Anyway, as to the tasks at hand, I first made the Pesto Bread. I used frozen pesto from last Summer’s garden, and slivered almonds instead of pine nuts (cheaper, and I had some in the freezer). In keeping with this “healthy” thing, here is a recipe from Curlytopbop for
Almost No Fat Pesto
1-2 cups spinach
1 cup basil
2-3 tbsp Parmesan
1/3 cup walnuts
Garlic salt (or garlic) to taste
And the key ingredient--1 whole tomato (the juices are the perfect replacement for olive oil in this recipe)
Toss everything in a blender or food processor and blend your way to "green sauce" heaven.
The dough had a greenish tinge, and a great smell. After rising and chillin’ in the fridge I formed it into a loaf, let it rest, and slashed it.
It baked up beautifully. And tasted good too.

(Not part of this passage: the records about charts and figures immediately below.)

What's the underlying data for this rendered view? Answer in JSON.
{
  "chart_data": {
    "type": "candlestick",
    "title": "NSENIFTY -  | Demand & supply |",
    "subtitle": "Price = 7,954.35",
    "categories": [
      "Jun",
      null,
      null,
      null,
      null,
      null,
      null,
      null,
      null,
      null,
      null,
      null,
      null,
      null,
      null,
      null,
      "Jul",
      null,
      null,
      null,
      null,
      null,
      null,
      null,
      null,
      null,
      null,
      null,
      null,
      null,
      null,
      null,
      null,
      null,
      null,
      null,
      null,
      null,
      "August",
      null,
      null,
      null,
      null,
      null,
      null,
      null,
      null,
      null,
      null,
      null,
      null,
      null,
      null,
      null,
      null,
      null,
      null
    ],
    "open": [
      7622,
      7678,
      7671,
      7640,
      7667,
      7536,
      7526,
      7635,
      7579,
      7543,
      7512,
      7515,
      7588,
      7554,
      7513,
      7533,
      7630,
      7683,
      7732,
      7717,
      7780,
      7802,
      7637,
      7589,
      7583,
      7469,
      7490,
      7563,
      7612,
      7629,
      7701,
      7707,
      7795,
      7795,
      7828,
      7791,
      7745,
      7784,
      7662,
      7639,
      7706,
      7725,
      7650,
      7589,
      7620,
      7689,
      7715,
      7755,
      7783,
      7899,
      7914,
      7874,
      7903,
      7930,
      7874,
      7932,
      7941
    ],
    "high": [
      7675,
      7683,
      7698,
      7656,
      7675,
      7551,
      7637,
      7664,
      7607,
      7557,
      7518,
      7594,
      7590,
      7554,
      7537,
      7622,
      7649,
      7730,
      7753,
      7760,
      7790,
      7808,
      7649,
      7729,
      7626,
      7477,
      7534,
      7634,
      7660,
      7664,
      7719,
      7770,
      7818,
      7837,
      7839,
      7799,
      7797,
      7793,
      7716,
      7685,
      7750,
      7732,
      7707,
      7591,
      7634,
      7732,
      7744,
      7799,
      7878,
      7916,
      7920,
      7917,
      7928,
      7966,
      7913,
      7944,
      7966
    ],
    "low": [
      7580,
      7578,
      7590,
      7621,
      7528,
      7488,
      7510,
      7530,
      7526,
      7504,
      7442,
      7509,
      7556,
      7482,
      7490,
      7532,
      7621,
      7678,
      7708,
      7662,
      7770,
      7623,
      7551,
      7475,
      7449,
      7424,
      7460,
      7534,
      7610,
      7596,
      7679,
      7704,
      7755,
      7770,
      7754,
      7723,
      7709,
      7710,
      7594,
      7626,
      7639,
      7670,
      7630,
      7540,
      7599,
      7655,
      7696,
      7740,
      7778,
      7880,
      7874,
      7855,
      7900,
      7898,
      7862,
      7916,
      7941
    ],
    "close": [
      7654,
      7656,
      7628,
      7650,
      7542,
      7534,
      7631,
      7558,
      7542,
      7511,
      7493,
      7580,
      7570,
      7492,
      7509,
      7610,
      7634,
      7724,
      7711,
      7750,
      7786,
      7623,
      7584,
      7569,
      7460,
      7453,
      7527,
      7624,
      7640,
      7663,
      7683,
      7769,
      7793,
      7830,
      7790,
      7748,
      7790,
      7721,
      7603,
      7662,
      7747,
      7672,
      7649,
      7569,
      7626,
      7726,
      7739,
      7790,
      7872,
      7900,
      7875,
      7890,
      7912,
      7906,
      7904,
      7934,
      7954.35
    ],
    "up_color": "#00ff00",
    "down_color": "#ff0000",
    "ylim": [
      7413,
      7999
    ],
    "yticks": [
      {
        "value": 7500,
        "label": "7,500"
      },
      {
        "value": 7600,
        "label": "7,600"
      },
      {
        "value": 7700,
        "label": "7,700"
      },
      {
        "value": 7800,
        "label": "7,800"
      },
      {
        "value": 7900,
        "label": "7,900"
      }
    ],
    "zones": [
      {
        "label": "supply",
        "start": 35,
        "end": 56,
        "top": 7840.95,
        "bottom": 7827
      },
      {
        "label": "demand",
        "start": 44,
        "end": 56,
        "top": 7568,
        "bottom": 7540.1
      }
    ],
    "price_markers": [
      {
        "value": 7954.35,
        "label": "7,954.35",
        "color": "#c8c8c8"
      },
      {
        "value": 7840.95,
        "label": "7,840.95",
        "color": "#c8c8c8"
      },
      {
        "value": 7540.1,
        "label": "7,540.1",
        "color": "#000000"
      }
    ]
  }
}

It had a subtle flavor, perhaps because my pesto used a mix of spinach and basil.
So I thought “What could be better than that?” And it came to me-- use the dough to make pepperoni bread.
A little pepperoni, a little cheese
and great Pesto
Since we had a thaw here on the North Coast, I fired up the grill and made grilled flatbread from both the black bean and the pesto dough. I think this is probably the easiest way to make bread. I just pull off a hunk, flatten it, and throw it directly on the grill grates. A few minutes on each side and it is done.
And finally, I made the Avocado-Guacamole Bread. I used about a third of a cup of canned diced tomatoes, thanks to the idea offered by Judy L, since tomatoes are not at their peak around here at this time of the year.